The polynomial is a function which is dependent solely on the values at the boundaries. This allows to calculate the value of the state and its derivative at all other points. At the midpoint, the state can be expressed as

\[\begin{aligned} x(\frac{h}{2}) &=x_{i+\frac{1}{2}}\\ &=a\dfrac{h^3}{8}+b\dfrac{h^2}{4}+c\dfrac{h}{2}+d\\ &= \begin{bmatrix} \dfrac{h^3}{8}&\dfrac{h^2}{4} \end{bmatrix} \begin{bmatrix} a\\ b \end{bmatrix} + f_i\dfrac{h}{2}+x_i\\ &= \begin{bmatrix} \dfrac{h^3}{8}&\dfrac{h^2}{4} \end{bmatrix} \dfrac{-1}{h^4} \begin{bmatrix} 2h &-h^2\\ -3h^2 &h^3 \end{bmatrix} \begin{bmatrix} x_{i+1}-f_ih-x_i\\ f_{i+1}-f_{i} \end{bmatrix} + f_i\dfrac{h}{2}+x_i\\ &= \dfrac{-h^4}{h^4} \begin{bmatrix} (\dfrac{1}{4}-\dfrac{3}{4})&(\dfrac{-1}{8}+\dfrac{1}{4}) \end{bmatrix} \begin{bmatrix} x_{i+1}-f_ih-x_i\\ f_{i+1}-f_{i} \end{bmatrix} + f_i\dfrac{h}{2}+x_i\\ &= \begin{bmatrix} \dfrac{1}{2}&\dfrac{h}{8} \end{bmatrix} \begin{bmatrix} x_{i+1}-f_ih-x_i\\ f_{i+1}-f_{i} \end{bmatrix} + f_i\dfrac{h}{2}+x_i\\ &= \dfrac{x_{i+1}}{2}-\dfrac{f_ih}{2}-\dfrac{x_i}{2}+ \dfrac{f_{i+1}h}{8}-\dfrac{f_{i}h}{8} + f_i\dfrac{h}{2}+x_i\\ &= \dfrac{1}{2}(x_{i+1}+x_i)+\dfrac{h}{8}(f_{i+1}-f_i) \end{aligned}\]
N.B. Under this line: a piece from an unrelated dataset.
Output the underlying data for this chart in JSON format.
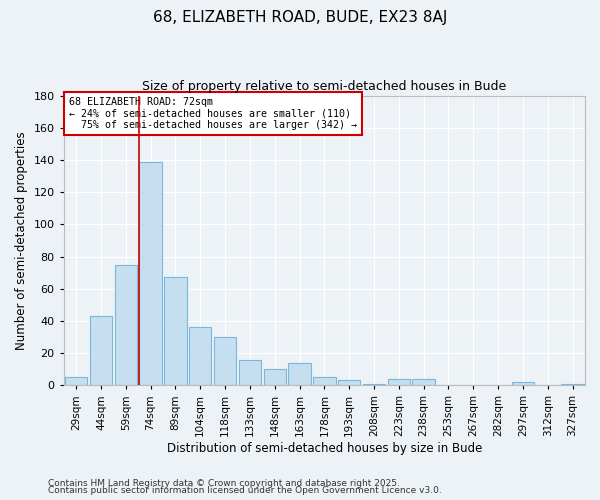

This along with value of control input at midpoint can be substituted in the collocation equation. The control at $i+\frac{1}{2}$ is either constant or linear. Appropriate interpolation rules are used to compute its value.

The equation corresponding to $x_{i+\frac{1}{2}}$ can be substituted in the quadrature equations, in which case it is referred to as compressed form. Alternatively, the state at midpoint can be included in the optimization problem as additional decision variables. To prevent few degrees of freedom issue that may arise in the optimization solver, additional equality constraints must be added. In this case it is referred to as uncompressed form.